私のやり方は正しいのかな? 動物看護師の不安をかき消した飼い主の言葉

 愛玩動物看護師など動物看護職の方々にお話を聞く連載。愛玩動物看護師の山口悠(はるか)さんは新人のころ、先輩の言葉を守り、待合室にいる動物をよく見るようにしました。すると、思いがけないある能力が身についたと言います。

(末尾に写真特集があります)

検査の結果は急性膵炎だった

 山口悠さんが初めて勤務した動物病院は、その構造がちょっと変わっていた。真ん中に待合室があり、どの部屋に行くにも、必ず待合室を通らなければならなかったのだ。

 先輩動物看護師からは、こう指導された。

「待合室は必ず見るようにね」

 そこで、待合室を通るたび、順番待ちをする動物の様子を見るよう心がけた。すると、いつしか思いがけない能力が身についたと言う。

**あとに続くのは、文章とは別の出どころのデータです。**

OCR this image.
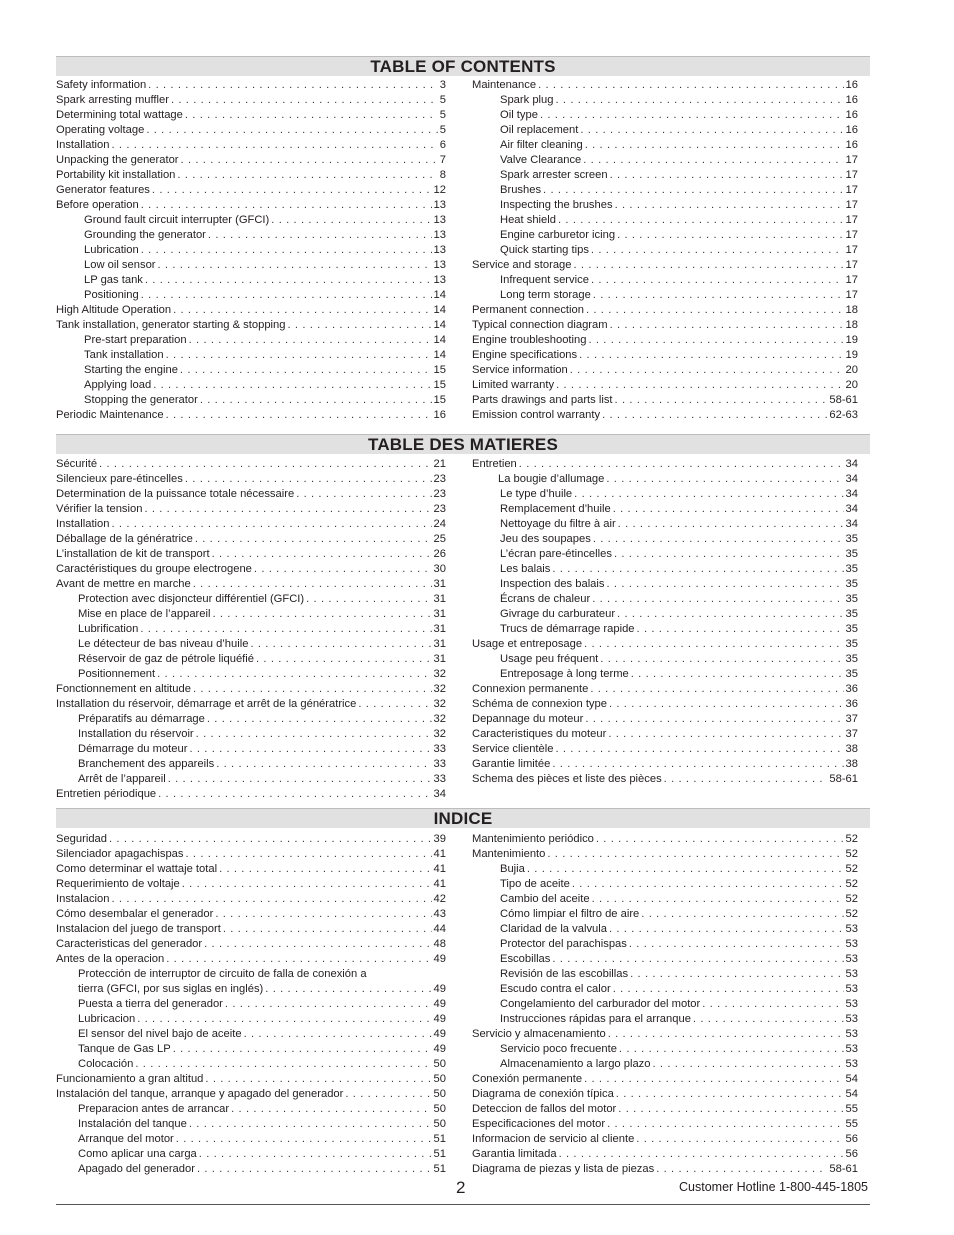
TABLE OF CONTENTS
Safety information . . .	3
Spark arresting muffler . . .	5
Determining total wattage . . .	5
Operating voltage . . .	5
Installation . . .	6
Unpacking the generator . . .	7
Portability kit installation . . .	8
Generator features . . .	12
Before operation . . .	13
Ground fault circuit interrupter (GFCI) . . .	13
Grounding the generator . . .	13
Lubrication . . .	13
Low oil sensor . . .	13
LP gas tank . . .	13
Positioning . . .	14
High Altitude Operation . . .	14
Tank installation, generator starting & stopping . . .	14
Pre-start preparation . . .	14
Tank installation . . .	14
Starting the engine . . .	15
Applying load . . .	15
Stopping the generator . . .	15
Periodic Maintenance . . .	16
Maintenance . . .	16
Spark plug . . .	16
Oil type . . .	16
Oil replacement . . .	16
Air filter cleaning . . .	16
Valve Clearance . . .	17
Spark arrester screen . . .	17
Brushes . . .	17
Inspecting the brushes . . .	17
Heat shield . . .	17
Engine carburetor icing . . .	17
Quick starting tips . . .	17
Service and storage . . .	17
Infrequent service . . .	17
Long term storage . . .	17
Permanent connection . . .	18
Typical connection diagram . . .	18
Engine troubleshooting . . .	19
Engine specifications . . .	19
Service information . . .	20
Limited warranty . . .	20
Parts drawings and parts list . . .	58-61
Emission control warranty . . .	62-63
TABLE DES MATIERES
Sécurité . . .	21
Silencieux pare-étincelles . . .	23
Determination de la puissance totale nécessaire . . .	23
Vérifier la tension . . .	23
Installation . . .	24
Déballage de la génératrice . . .	25
L’installation de kit de transport . . .	26
Caractéristiques du groupe electrogene . . .	30
Avant de mettre en marche . . .	31
Protection avec disjoncteur différentiel (GFCI) . . .	31
Mise en place de l’appareil . . .	31
Lubrification . . .	31
Le détecteur de bas niveau d’huile . . .	31
Réservoir de gaz de pétrole liquéfié . . .	31
Positionnement . . .	32
Fonctionnement en altitude . . .	32
Installation du réservoir, démarrage et arrêt de la génératrice . . .	32
Préparatifs au démarrage . . .	32
Installation du réservoir . . .	32
Démarrage du moteur . . .	33
Branchement des appareils . . .	33
Arrêt de l’appareil . . .	33
Entretien périodique . . .	34
Entretien . . .	34
La bougie d’allumage . . .	34
Le type d’huile . . .	34
Remplacement d’huile . . .	34
Nettoyage du filtre à air . . .	34
Jeu des soupapes . . .	35
L’écran pare-étincelles . . .	35
Les balais . . .	35
Inspection des balais . . .	35
Écrans de chaleur . . .	35
Givrage du carburateur . . .	35
Trucs de démarrage rapide . . .	35
Usage et entreposage . . .	35
Usage peu fréquent . . .	35
Entreposage à long terme . . .	35
Connexion permanente . . .	36
Schéma de connexion type . . .	36
Depannage du moteur . . .	37
Caracteristiques du moteur . . .	37
Service clientèle . . .	38
Garantie limitée . . .	38
Schema des pièces et liste des pièces . . .	58-61
INDICE
Seguridad . . .	39
Silenciador apagachispas . . .	41
Como determinar el wattaje total . . .	41
Requerimiento de voltaje . . .	41
Instalacion . . .	42
Cómo desembalar el generador . . .	43
Instalacion del juego de transport . . .	44
Caracteristicas del generador . . .	48
Antes de la operacion . . .	49
Protección de interruptor de circuito de falla de conexión a
tierra (GFCI, por sus siglas en inglés) . . .	49
Puesta a tierra del generador . . .	49
Lubricacion . . .	49
El sensor del nivel bajo de aceite . . .	49
Tanque de Gas LP . . .	49
Colocación . . .	50
Funcionamiento a gran altitud . . .	50
Instalación del tanque, arranque y apagado del generador . . .	50
Preparacion antes de arrancar . . .	50
Instalación del tanque . . .	50
Arranque del motor . . .	51
Como aplicar una carga . . .	51
Apagado del generador . . .	51
Mantenimiento periódico . . .	52
Mantenimiento . . .	52
Bujia . . .	52
Tipo de aceite . . .	52
Cambio del aceite . . .	52
Cómo limpiar el filtro de aire . . .	52
Claridad de la valvula . . .	53
Protector del parachispas . . .	53
Escobillas . . .	53
Revisión de las escobillas . . .	53
Escudo contra el calor . . .	53
Congelamiento del carburador del motor . . .	53
Instrucciones rápidas para el arranque . . .	53
Servicio y almacenamiento . . .	53
Servicio poco frecuente . . .	53
Almacenamiento a largo plazo . . .	53
Conexión permanente . . .	54
Diagrama de conexión típica . . .	54
Deteccion de fallos del motor . . .	55
Especificaciones del motor . . .	55
Informacion de servicio al cliente . . .	56
Garantia limitada . . .	56
Diagrama de piezas y lista de piezas . . .	58-61
2	Customer Hotline 1-800-445-1805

「パッと見るだけで、『ちょっと様子がおかしいな』『この子、さっきとなんか違くない?』と、動物の変化や異変に気づけるようになったんです」と山口さん。

 病院は混んでいることが多く、長い待ち時間が発生した。自然と、同じ動物の前を何度も通ることになる。

「初めはアドレナリンが出ているのか、見た目は元気そうだった子が、時間がたつと、来た時より具合が悪そうに見えることもありました。そういう子に気づいた時も、『状態が悪そうだから、先に診てほしい』などと、先生に伝えるようにしました」

 夕方6時ごろと、遅めの時間に来院したミニチュア・ダックスフント。飼い主のひざの上に座っていた。30分ほどして再び通りがかった時にも、変わらずひざの上にいたのだが、「なんか変だな」と心に引っかかった。

 そこで飼い主に声をかけ、来院理由をたずねると、「数日前から嘔吐(おうと)と下痢」との答え。これだけでは何の病気かはわからないが、山口さんは直感に従った。

「『先に血液検査だけでもしてもらえませんか』と、先生にお願いしました」

 検査の結果は急性膵炎(すいえん)。重症化すれば亡くなることもある怖い病気で、早期の治療が必要だ。ダックスは帰宅せず、そのまま緊急入院の措置が取られた。

 すると、飼い主からこう打ち明けられた。

「あなたが気づいてくれなかったら、待ち時間も長かったから、もう帰ろうかなと思っていたんですよ」

 ダックスの体の中で起きていた深刻な異変を、山口さんの目は見逃さなかった。

幼少期の山口さん。母親が動物看護師だったことから、自然と同じ道へ(山口さん提供)

異変に気づくポイントは「顔色」

 待合室で身につけたこの能力を、山口さんは入院管理や診察時など、あらゆる場面で役立てるようになった。

 たとえば入院中、「痛そうな顔をしているな」と感じたら、血液検査の結果を確認。「この数値なら痛みは伴うよね。先生に伝えて、痛み止めの薬を追加した方がよいかどうか確認しよう」と、黙って痛みに耐えている動物に、やさしく手を差し伸べる。

 退院後、定期検診に来た動物も、会ってすぐ、入院時との変化を察知。「だいぶ元気になりましたね」「ごはん、あまり食べられていないですか?」などと声をかける。すると、「ああ、そうなの」と、様子を語る飼い主。飼い主が意識しないうちに、問診が始まっているのだ。

 変化に気づく主なポイントは、「顔色」だとか。

「『顔色悪いな』って、私結構思うんですけれど。顔色、顔つきとかを見て、『この子、待たせられないな』とか判断しています」

 当たり前のようにやっていると言うが、動物の顔色を見分けるなんて、誰もができることではない。「なんでそんなに気づけるんですか?」と、後輩から不思議がられることも。

「『顔見ればわかるよ』って言っちゃうんですけど、『その違いがわからない』って言われます(笑)」

問診をしながら触診をこなす(山口さん提供)

正解がたくさんある仕事

 こうした場面が増えるにつれ、飼い主から信頼されるようになった。名前を覚えてもらい、病気について個人的に相談を受けることも増えていった。

「ああ、今日は平野さん(山口さんの旧姓)がいてよかったわ」

 姿を見つけると、安心した表情になる人も。

 そんな日々が3年間ほど続いたのち、山口さんは他の動物病院に転職することになった。

「ここを辞めることになりました」

 これまで通ってくれた飼い主に伝えた時、皆が口をそろえてこう言ってくれたのには驚いた。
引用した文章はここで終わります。